Monday, May 22, 2006

He CAN Sing



Typically I don't care if people hate music I like, or if they love music I don't get. A myriad subjective experiences precede an encounter with music, and I always think of my family eating liver while I retched outside from the smell when I was a youngster. People tell me liver tastes good, but I can't be in the same room with cooked liver without barfing. Thinking of that image usually prevents me from arguing over musical tastes, which are as mysterious and subjective and intricately bound to our individuality as those for food.

But earlier today Flea and I were teasingly debating Neil Young for the billionth time--ok, we weren't really debating; more accurately it was a discussion about The Drive-By Truckers with Conniption that got derailed a bit. I can understand the whiney voice complaint--there are musicians whose voices grate my nerves to the point I can't give them a fair listen (Dave Matthews chief amongst them). Flea says she hates Neil because of his voice, which is like nails on a blackboard to her. That's completely understandable. But when she says he can't sing I get defensive. And Flea is certainly not the only one who tells me that Neil Young can't sing. It's simply not true. No one who's ever tried to sing "Helpless" or "Expecting to Fly" or "Harvest Moon" or "For the Turnstiles" could say that. In his prime Neil had shocking vocal range, and could sing complex harmony like a muthafucka. Dude could hit unimaginably high notes without reverting to falsetto, and those plaintiff moody songs needed that aching, sorrowful voice:

There is a town in north Ontario,
With dream comfort memory to spare,
And in my mind I still need a place to go,
All my changes were there.

Blue, blue windows behind the stars,
Yellow moon on the rise,
Big birds flying across the sky,
Throwing shadows on our eyes leave us

Helpless, helpless, helpless.

You listen to this song, to the nifty modulations Neil pulls off in the single syllable of "All," the way he turns "on" into an octve-spanning multisyballic, and then you try to sing it. I dare your sorry ass to try to sing it. If you can't sing it, you are a worse singer than Neil Young, and any opinion you might hold about his talent as a singer is worth two fistfulls of doodley-squat. And I'm a-tellin' you here and now that nobody can sing it without tuning down. I've tried to sing "Helpless." In my teens and twenties I couldn't get there, and I had a decent voice back in the day--I come from a long line of church singers, and sang quite a bit in school. My wife, who can sing like an angel, and who reduced a funeral home full of attendees at my Grampa's funeral to quivering jelly with her rendition of "Amazing Grace"--even she can't come close. Try "Only Love Can Break Your Heart," or "Don't Let it Bring You Down," or "I Believe in You." I taped "I Believe in You" for Cha during our courtship and she termed it the most beautiful singin' she ever done heard. I will buy you a bottle of single malt if you can hit those notes with the same vocal acrobatics as Neil.
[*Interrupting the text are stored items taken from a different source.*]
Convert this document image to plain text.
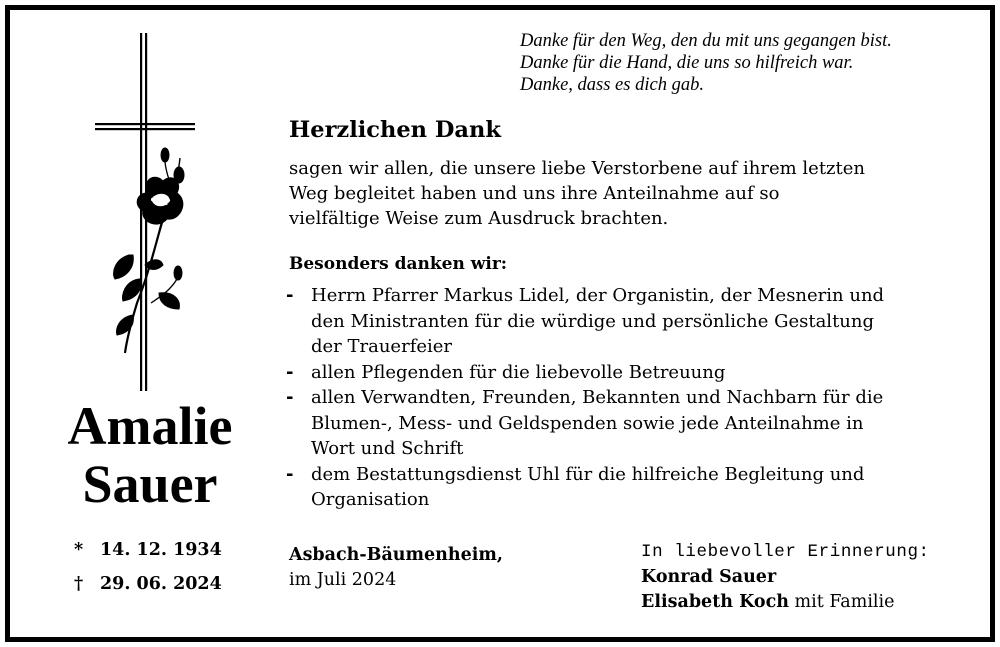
Danke für den Weg, den du mit uns gegangen bist.
Danke für die Hand, die uns so hilfreich war.
Danke, dass es dich gab.
Amalie
Sauer
* 14. 12. 1934
† 29. 06. 2024
Herzlichen Dank
sagen wir allen, die unsere liebe Verstorbene auf ihrem letzten
Weg begleitet haben und uns ihre Anteilnahme auf so
vielfältige Weise zum Ausdruck brachten.
Besonders danken wir:
- Herrn Pfarrer Markus Lidel, der Organistin, der Mesnerin und
den Ministranten für die würdige und persönliche Gestaltung
der Trauerfeier
- allen Pflegenden für die liebevolle Betreuung
- allen Verwandten, Freunden, Bekannten und Nachbarn für die
Blumen-, Mess- und Geldspenden sowie jede Anteilnahme in
Wort und Schrift
- dem Bestattungsdienst Uhl für die hilfreiche Begleitung und
Organisation
Asbach-Bäumenheim,
im Juli 2024
In liebevoller Erinnerung:
Konrad Sauer
Elisabeth Koch mit Familie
You try it, and then try to tell me Neil "can't sing." When Jorge and I were playing and singing together here and anon he used to force me to sing "Down By the River" and occasionally "From Hank to Hendrix." Those are relatively easy Neil Young songs to sing, and they were a fucking workout. I was always happy to sing something easy by The Beatles or David Bowie instead.

I must point out that there's a difference between a voice you find annoying and a voice that is musically incompetent. Neil can sing, beyatches, and he sings in a classically American mode that is hundreds of years old. There's a reason great singers like Emmylou Harris and Joni Mitchell and Linda Rondstadt and James Taylor and David Crosby and Stephen Stills and Graham Nash have sung with Neil over the years (aside from money). His voice is a national treasure, even if it was stolen from Canada. Sure, it's petered out a bit, but he's in his sixties for Christ's sake. Not only can he sing, but he writes great songs: The Pixies, Sonic Youth, Cowboy Junkies, The Pretenders, Gillian Welch, Nathalie Merchant, The Isley Brothers, David Bowie, Dave Matthews, Matthew Sweet, Nick Cave, The Corrs, Simply Red, U2, Tori Amos, Oasis, Big Country--these are only some of the bands/acts who've covered Neil's stuff.

And he plays a vicious guitar to boot--certainly not a technically accomplished player, but extremely evocative. I remember at Dylan's 30th Anniversary Concert The Heartbreakers were doing "My Back Pages" with Neil and Eric Clapton--Clapton did a yawn-inducing rote blues trill or two when his turn to solo came along, and then Neil blew the joint apart, teaching young kids how to destroy an electric guitar. Clapton was obviously impressed.

Special nod to Seth for hooking me up with MPEGs of Time Fades Away. Why is this not on CD?